Buna karşı çok şiddetli şekilde:

“Hayır! Hayır!” yazdı.

Şimdi iyi dinle:

“Nasıl ki mükemmel bir eczahane ki, her kavanozunda harika ve hassas nizamlarla alınmış hayattar macunlar ve tiryaklar var. Şüphesiz gayet maharetli ve kimyager ve hakîm bir eczacıyı gösterir.”

Tamam mı?

“Tamam.”

“Öyle de küre-i arz eczahanesinde bulunan dört yüz bin çeşit nebatat ve hayvanat kavanozlarındaki zîhayat macunlar ve tiryaklar cihetiyle, bu çarşıdaki eczahaneden ne derece ziyade mükemmel ve büyük olması nispetinde, okuduğunuz fenn-i tıp mikyasıyla küre-i arz eczahane-i kübrâsının eczacısı olan Hakîm-i Zülcelâl’i hatta kör gözlere de gösterir, tanıttırır.”

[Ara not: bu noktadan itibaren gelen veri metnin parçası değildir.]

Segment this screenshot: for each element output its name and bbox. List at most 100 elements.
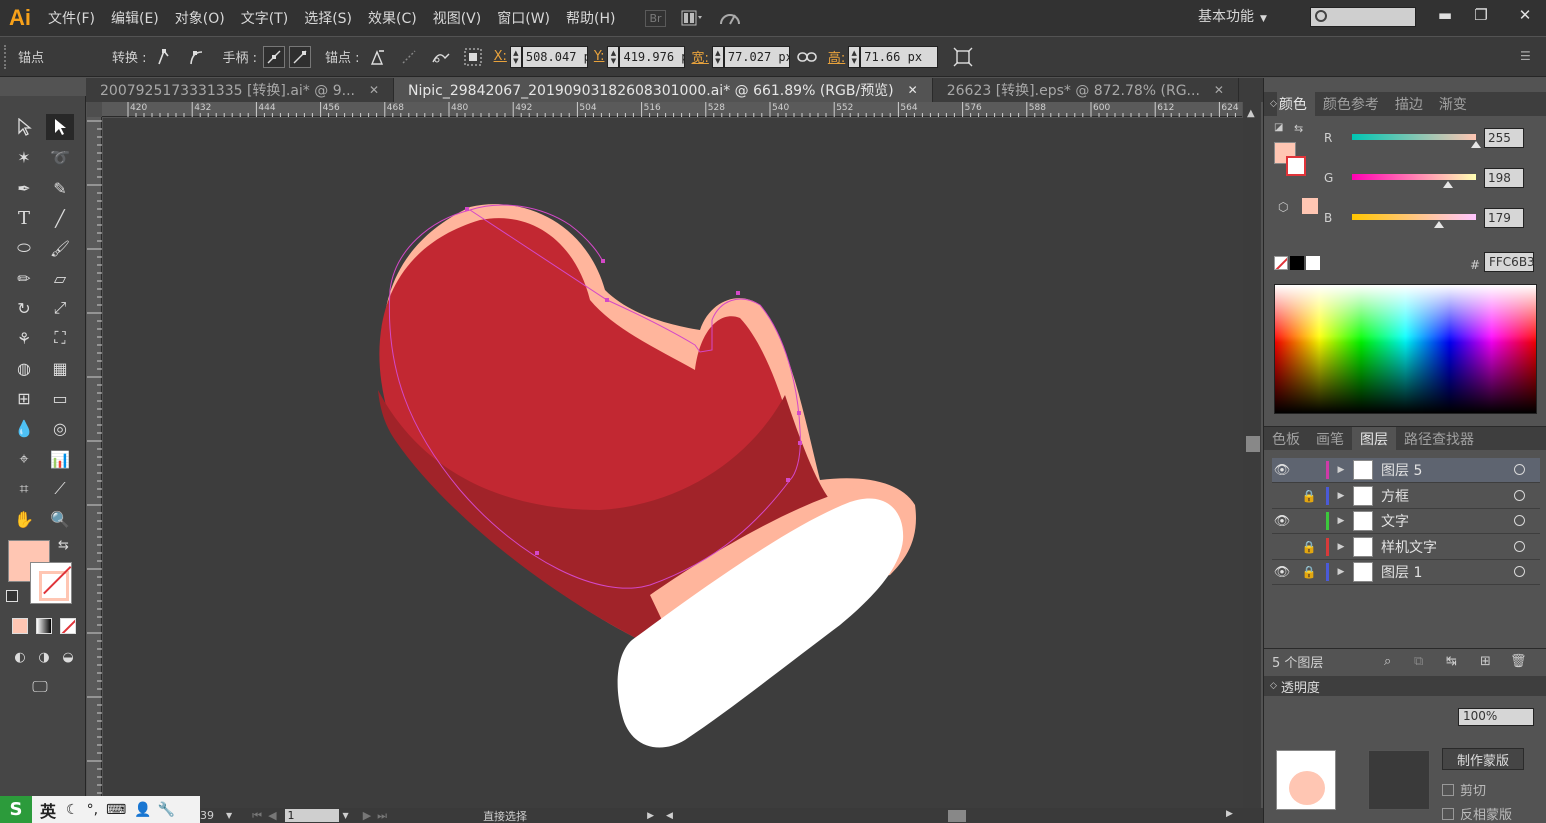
stroke-swatch[interactable]: [30, 562, 72, 604]
color-stroke-swatch[interactable]: [1286, 156, 1306, 176]
close-icon[interactable]: ✕: [908, 83, 918, 97]
target-icon[interactable]: [1514, 540, 1525, 552]
invert-mask-checkbox-row[interactable]: 反相蒙版: [1442, 804, 1512, 823]
menu-edit[interactable]: 编辑(E): [103, 0, 167, 36]
bridge-button[interactable]: Br: [645, 9, 666, 27]
new-sublayer-icon[interactable]: ↹: [1446, 654, 1457, 669]
page-input[interactable]: 1: [284, 809, 339, 822]
keyboard-icon[interactable]: ⌨: [106, 802, 126, 818]
horizontal-ruler[interactable]: 420 432 444 456 468 480 492 504 516 528 540 552 564 5…: [102, 102, 1242, 117]
perspective-grid-tool[interactable]: ▦: [46, 355, 74, 381]
tab-brushes[interactable]: 画笔: [1308, 427, 1352, 451]
page-dropdown-icon[interactable]: ▼: [343, 811, 349, 820]
visibility-eye-icon[interactable]: 👁: [1272, 463, 1292, 478]
lock-icon[interactable]: 🔒: [1300, 540, 1318, 554]
target-icon[interactable]: [1514, 489, 1525, 501]
red-track[interactable]: [1352, 134, 1476, 140]
target-icon[interactable]: [1514, 566, 1525, 577]
isolate-object-icon[interactable]: [462, 46, 484, 68]
blue-value-input[interactable]: 179: [1484, 208, 1524, 228]
y-input[interactable]: 419.976 p: [619, 45, 686, 68]
scale-tool[interactable]: ⤢: [46, 295, 74, 321]
menu-type[interactable]: 文字(T): [233, 0, 296, 36]
magic-wand-tool[interactable]: ✶: [10, 144, 38, 170]
blue-slider[interactable]: B 179: [1324, 208, 1530, 228]
layer-name[interactable]: 文字: [1381, 511, 1409, 531]
red-thumb[interactable]: [1471, 141, 1481, 148]
artboard-tool[interactable]: ⌗: [10, 476, 38, 502]
shape-builder-tool[interactable]: ◍: [10, 355, 38, 381]
pen-tool[interactable]: ✒: [10, 175, 38, 201]
tab-stroke[interactable]: 描边: [1387, 92, 1431, 116]
green-track[interactable]: [1352, 174, 1476, 180]
paintbrush-tool[interactable]: 🖌: [46, 235, 74, 261]
free-transform-tool[interactable]: ⛶: [46, 325, 74, 351]
layer-name[interactable]: 图层 5: [1381, 460, 1422, 480]
height-stepper[interactable]: ▲ ▼: [848, 45, 861, 68]
tab-pathfinder[interactable]: 路径查找器: [1396, 427, 1482, 451]
swap-fill-stroke-icon[interactable]: ⇆: [58, 538, 69, 553]
hex-input[interactable]: FFC6B3: [1484, 252, 1535, 272]
panel-menu-icon[interactable]: ☰: [1520, 49, 1531, 63]
close-icon[interactable]: ✕: [1214, 83, 1224, 97]
tab-document-2[interactable]: Nipic_29842067_20190903182608301000.ai* …: [394, 78, 933, 102]
layer-name[interactable]: 样机文字: [1381, 537, 1437, 557]
default-colors-icon[interactable]: [6, 590, 18, 602]
make-clipping-mask-icon[interactable]: ⧉: [1414, 654, 1423, 669]
direct-selection-tool[interactable]: [46, 114, 74, 140]
red-value-input[interactable]: 255: [1484, 128, 1524, 148]
h-scroll-thumb[interactable]: [948, 810, 966, 822]
blue-thumb[interactable]: [1434, 221, 1445, 228]
hide-handles-button[interactable]: [289, 45, 312, 68]
tab-gradient[interactable]: 渐变: [1431, 92, 1475, 116]
close-button[interactable]: ✕: [1510, 2, 1540, 28]
gpu-performance-icon[interactable]: [718, 8, 742, 28]
zoom-dropdown-icon[interactable]: ▼: [226, 811, 232, 820]
make-mask-button[interactable]: 制作蒙版: [1442, 748, 1524, 770]
expand-arrow-icon[interactable]: ▶: [1333, 567, 1349, 577]
restore-button[interactable]: ❐: [1466, 2, 1496, 28]
new-layer-icon[interactable]: ⊞: [1480, 654, 1491, 669]
clip-checkbox[interactable]: [1442, 783, 1454, 796]
height-input[interactable]: 71.66 px: [860, 45, 939, 68]
white-color-swatch[interactable]: [1306, 256, 1320, 270]
expand-arrow-icon[interactable]: ▶: [1333, 491, 1349, 501]
menu-window[interactable]: 窗口(W): [489, 0, 558, 36]
ime-language-label[interactable]: 英: [40, 798, 56, 822]
layer-name[interactable]: 图层 1: [1381, 562, 1422, 582]
color-spectrum[interactable]: [1274, 284, 1537, 414]
cut-path-icon[interactable]: [430, 46, 452, 68]
rotate-tool[interactable]: ↻: [10, 295, 38, 321]
ellipse-tool[interactable]: ⬭: [10, 235, 38, 261]
curvature-tool[interactable]: ✎: [46, 175, 74, 201]
next-page-icon[interactable]: ▶: [363, 809, 371, 822]
green-value-input[interactable]: 198: [1484, 168, 1524, 188]
wrench-icon[interactable]: 🔧: [158, 802, 175, 818]
locate-object-icon[interactable]: ⌕: [1384, 654, 1391, 669]
first-page-icon[interactable]: ⏮: [252, 809, 262, 823]
tab-color[interactable]: 颜色: [1276, 92, 1315, 116]
width-input[interactable]: 77.027 px: [723, 45, 790, 68]
layer-row[interactable]: 🔒 ▶ 样机文字: [1272, 535, 1540, 560]
expand-arrow-icon[interactable]: ▶: [1333, 465, 1349, 475]
tab-document-3[interactable]: 26623 [转换].eps* @ 872.78% (RG... ✕: [933, 78, 1239, 102]
eyedropper-tool[interactable]: 💧: [10, 415, 38, 441]
convert-to-smooth-icon[interactable]: [185, 46, 207, 68]
punctuation-icon[interactable]: °,: [87, 802, 98, 818]
web-safe-color-swatch[interactable]: [1302, 198, 1318, 214]
status-menu-icon[interactable]: ▶: [647, 811, 654, 821]
invert-mask-checkbox[interactable]: [1442, 807, 1454, 820]
last-page-icon[interactable]: ⏭: [377, 809, 387, 823]
vertical-scrollbar[interactable]: ▲: [1243, 102, 1261, 808]
column-graph-tool[interactable]: 📊: [46, 446, 74, 472]
x-input[interactable]: 508.047 p: [521, 45, 588, 68]
minimize-button[interactable]: ▬: [1430, 2, 1460, 28]
menu-select[interactable]: 选择(S): [296, 0, 360, 36]
moon-icon[interactable]: ☾: [66, 802, 79, 818]
menu-effect[interactable]: 效果(C): [360, 0, 425, 36]
zoom-tool[interactable]: 🔍: [46, 506, 74, 532]
width-tool[interactable]: ⚘: [10, 325, 38, 351]
layer-row[interactable]: 👁 ▶ 文字: [1272, 509, 1540, 534]
layer-row[interactable]: 👁 ▶ 图层 5: [1272, 458, 1540, 483]
menu-view[interactable]: 视图(V): [425, 0, 490, 36]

Bir şey sormama lüzum kalmadan itirazı bastı:

“Hayır! Hayır!”

Ben okurken, misallere “Evet.”, misallerin gösterdikleri hakikatlere “Hayır.” çekip durdu. Ve sonra, kendisine:

“Cevşen’i okuyayım mı?” diye teklif ettim.

“Oku” dedi.

Ben Cevşenü’l-Kebir’i okurken, fincanın üzerine elimi koydum, o kadar süratli hareket ediyordu ki, parmağımla zaptedemiyordum. Bir aralık düştü. Bir ara da:

“Bırak şu gırgırı!” diye yazıverdi… Bu hususta büyük bir zat diyor ki:

“Şu asırda bir kısım kimseler maddî vücutlarını atıverseler, şeytan olurlar. Şeytanlar da maddî vücut giyiverseler bu devirdeki bir kısım insanlar gibi olurlar.”

İnsan ve cin şeytanlarının -dikkat edildiği zaman- tabirleri, ifadeleri, idyumları hep aynıdır. “Bırak şu gırgırı.” Ne kadar da suretâ insan olanlarınkine benziyor!..

Bazıları “Ruh çağırıyoruz.” diyorlar ama, aslında, gelenlerin cinler olması daha kuvvetlidir. Böylece onlar cine, şeytana maskara oluyorlar. Bu iş daha ciddî, daha derin ele alındığı zaman, belki faydalı şeylere medar olabilir zannediyorum.